Comment 4 for bug 1671152

Revision history for this message
George Ormond Lorch III (gl-az) wrote :

So we had an extended offline discussion and some debugging and it comes down to a few things.

1) Logical row counting in PerconaFT is a moving target as operations can be counted at the time of operation, and others can not be known until the message is persistently delivered to the leaf nodes. It 'floats' towards accurate but is never going to be 100% accurate except for the moment after either an OPTIMIZE TABLE or an ANALYZE TABLE with RECOUNT_ROWS
2) Different indices, PK and secondaries, on the same table will report different logical row count estimates back simply due to the dynamics of the PerconaFT messaging scheme, different record sizes, data concentration within nodes, background threads randomly picking nodes to perform work on, etc, etc...all impact the 'in-flight' messaging and means that no two indices will ever be identical.

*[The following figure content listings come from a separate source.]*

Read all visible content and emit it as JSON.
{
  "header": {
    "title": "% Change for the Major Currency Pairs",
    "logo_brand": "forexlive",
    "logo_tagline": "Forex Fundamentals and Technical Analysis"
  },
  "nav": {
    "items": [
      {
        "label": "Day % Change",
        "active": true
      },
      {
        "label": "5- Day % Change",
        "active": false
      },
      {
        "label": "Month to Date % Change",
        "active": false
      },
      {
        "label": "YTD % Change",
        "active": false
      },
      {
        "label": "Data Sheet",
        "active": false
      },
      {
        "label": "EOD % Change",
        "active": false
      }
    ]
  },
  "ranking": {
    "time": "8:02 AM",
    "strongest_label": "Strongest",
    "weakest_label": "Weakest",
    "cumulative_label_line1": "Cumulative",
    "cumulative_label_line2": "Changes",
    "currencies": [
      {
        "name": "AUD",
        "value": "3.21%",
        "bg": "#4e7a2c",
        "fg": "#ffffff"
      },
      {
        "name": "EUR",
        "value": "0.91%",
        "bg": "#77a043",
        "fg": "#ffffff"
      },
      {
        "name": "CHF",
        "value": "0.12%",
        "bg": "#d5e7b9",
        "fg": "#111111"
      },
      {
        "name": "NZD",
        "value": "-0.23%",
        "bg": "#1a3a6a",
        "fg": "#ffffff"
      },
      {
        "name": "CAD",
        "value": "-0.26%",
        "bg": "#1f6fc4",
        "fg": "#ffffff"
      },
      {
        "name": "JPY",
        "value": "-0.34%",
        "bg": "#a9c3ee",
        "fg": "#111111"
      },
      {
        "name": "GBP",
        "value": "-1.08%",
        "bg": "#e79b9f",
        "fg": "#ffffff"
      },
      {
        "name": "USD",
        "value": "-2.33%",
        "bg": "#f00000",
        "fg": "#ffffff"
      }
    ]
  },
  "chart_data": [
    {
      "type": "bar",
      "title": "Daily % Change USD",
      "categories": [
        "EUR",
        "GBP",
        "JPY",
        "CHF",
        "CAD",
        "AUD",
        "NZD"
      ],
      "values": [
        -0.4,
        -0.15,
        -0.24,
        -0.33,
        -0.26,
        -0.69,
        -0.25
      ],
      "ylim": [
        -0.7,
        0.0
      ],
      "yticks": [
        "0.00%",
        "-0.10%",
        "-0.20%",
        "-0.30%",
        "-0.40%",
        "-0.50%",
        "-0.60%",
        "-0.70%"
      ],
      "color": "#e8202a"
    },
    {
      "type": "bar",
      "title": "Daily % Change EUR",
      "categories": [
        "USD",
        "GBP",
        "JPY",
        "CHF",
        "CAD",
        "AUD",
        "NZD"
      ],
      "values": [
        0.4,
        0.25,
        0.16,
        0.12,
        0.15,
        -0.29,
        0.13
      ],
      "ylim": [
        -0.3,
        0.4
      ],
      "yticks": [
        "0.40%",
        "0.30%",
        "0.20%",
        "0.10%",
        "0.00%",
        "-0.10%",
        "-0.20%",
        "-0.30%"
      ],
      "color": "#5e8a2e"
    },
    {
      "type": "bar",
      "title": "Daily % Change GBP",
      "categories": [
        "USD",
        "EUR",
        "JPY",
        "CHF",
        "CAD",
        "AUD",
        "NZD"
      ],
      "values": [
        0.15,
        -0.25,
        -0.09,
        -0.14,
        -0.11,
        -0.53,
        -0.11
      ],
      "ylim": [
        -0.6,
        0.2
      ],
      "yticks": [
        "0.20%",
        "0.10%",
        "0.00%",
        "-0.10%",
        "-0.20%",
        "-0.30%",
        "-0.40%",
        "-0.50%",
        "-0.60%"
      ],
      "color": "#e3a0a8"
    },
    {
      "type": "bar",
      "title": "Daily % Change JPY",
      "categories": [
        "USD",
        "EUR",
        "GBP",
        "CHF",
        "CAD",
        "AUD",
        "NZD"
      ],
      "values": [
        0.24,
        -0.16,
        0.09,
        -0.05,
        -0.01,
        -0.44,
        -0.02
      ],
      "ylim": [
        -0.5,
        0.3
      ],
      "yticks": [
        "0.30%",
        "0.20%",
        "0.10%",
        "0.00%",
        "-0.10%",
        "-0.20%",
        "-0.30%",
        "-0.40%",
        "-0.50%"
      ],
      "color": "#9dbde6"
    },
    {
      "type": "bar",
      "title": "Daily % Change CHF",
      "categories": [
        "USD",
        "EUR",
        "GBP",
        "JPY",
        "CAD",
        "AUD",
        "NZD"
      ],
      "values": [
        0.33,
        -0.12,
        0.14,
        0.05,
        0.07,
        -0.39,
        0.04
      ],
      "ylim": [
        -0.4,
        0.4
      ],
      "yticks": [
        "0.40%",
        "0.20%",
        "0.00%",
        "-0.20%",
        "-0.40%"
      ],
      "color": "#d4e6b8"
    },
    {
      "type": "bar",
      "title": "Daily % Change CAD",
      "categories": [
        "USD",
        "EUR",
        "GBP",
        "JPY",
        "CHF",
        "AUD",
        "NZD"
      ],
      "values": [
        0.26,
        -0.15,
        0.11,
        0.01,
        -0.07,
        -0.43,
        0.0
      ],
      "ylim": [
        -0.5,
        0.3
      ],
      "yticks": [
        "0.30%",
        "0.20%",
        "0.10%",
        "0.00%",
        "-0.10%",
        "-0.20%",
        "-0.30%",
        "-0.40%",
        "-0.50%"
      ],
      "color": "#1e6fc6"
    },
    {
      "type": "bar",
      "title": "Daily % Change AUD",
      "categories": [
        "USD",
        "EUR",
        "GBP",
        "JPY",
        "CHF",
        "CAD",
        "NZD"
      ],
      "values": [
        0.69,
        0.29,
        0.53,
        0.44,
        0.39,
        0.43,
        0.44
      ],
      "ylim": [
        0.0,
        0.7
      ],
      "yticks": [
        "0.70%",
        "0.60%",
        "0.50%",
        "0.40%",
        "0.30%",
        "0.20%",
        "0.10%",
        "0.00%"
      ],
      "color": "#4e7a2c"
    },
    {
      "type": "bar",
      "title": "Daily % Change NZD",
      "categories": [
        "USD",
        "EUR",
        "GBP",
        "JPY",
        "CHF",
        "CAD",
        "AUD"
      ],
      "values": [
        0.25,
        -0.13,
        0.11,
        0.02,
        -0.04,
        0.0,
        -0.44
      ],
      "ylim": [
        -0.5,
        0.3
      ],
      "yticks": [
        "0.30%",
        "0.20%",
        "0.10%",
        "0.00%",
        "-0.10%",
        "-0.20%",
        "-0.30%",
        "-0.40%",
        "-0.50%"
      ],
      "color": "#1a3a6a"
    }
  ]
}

3) When an OPTIMIZE is run, it flushes all messages to the leaf nodes and removes any garbage from all of the index trees, and as a result normalizes the row counts across the indices.

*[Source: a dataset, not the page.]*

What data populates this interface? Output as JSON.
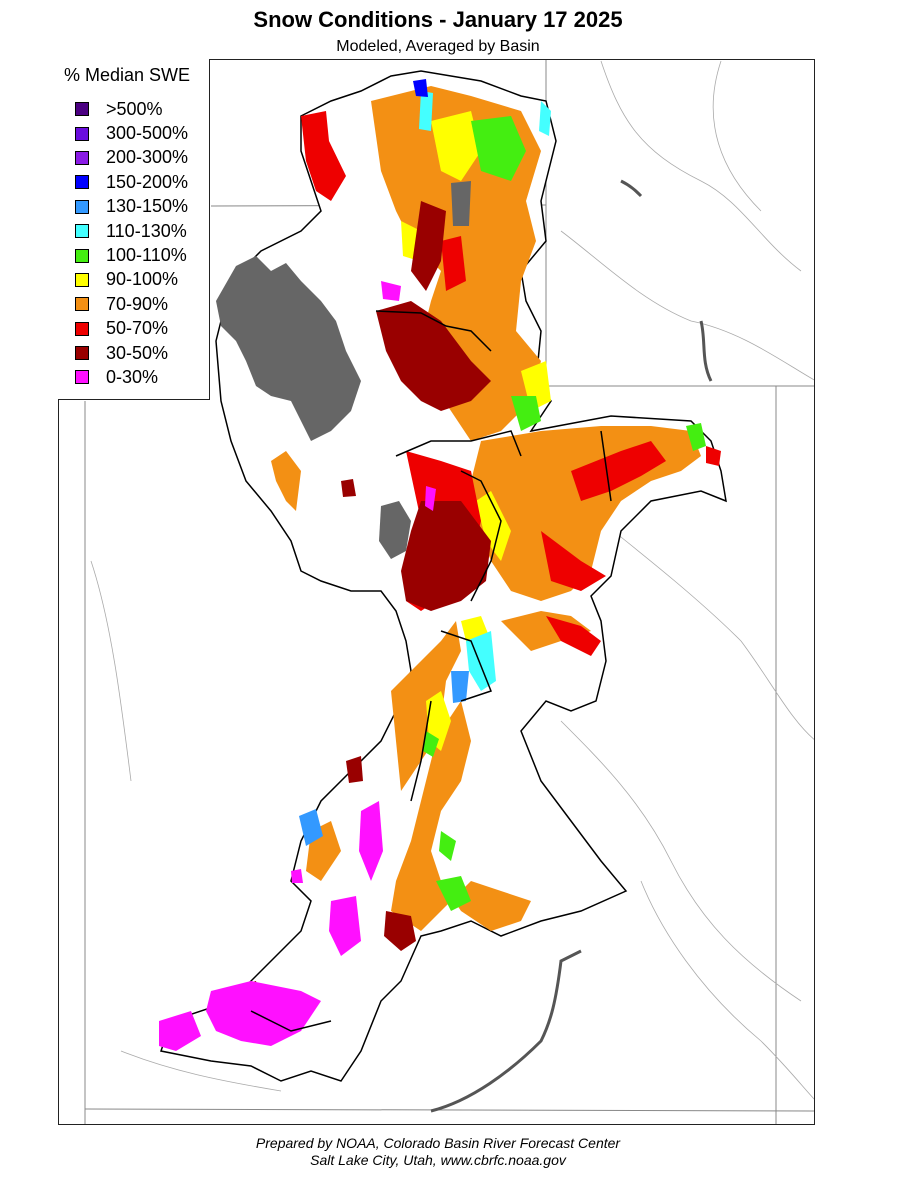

4) There is a bug (I say bug because it is a different behavior from InnoDB) in TokuDBs ha_tokudb::records_in_range method when the optimizer asks for the number of records in the range of -infinity to +infinity. TokuDB returns the logical row count for that index, not the table/PK which tends to always be more accurate. This causes the optimizer to calculate different costs for different indices as a result of getting sometimes drastically different logical row counts. InnoDB returns the same 'table count' for all indices. The bug fix should be to have TokuDB return the logical row count value from the PK for all indices so that the optimizer can compare apples to apples w.r.t. cardinality statistics rather than apples to Volkswagens.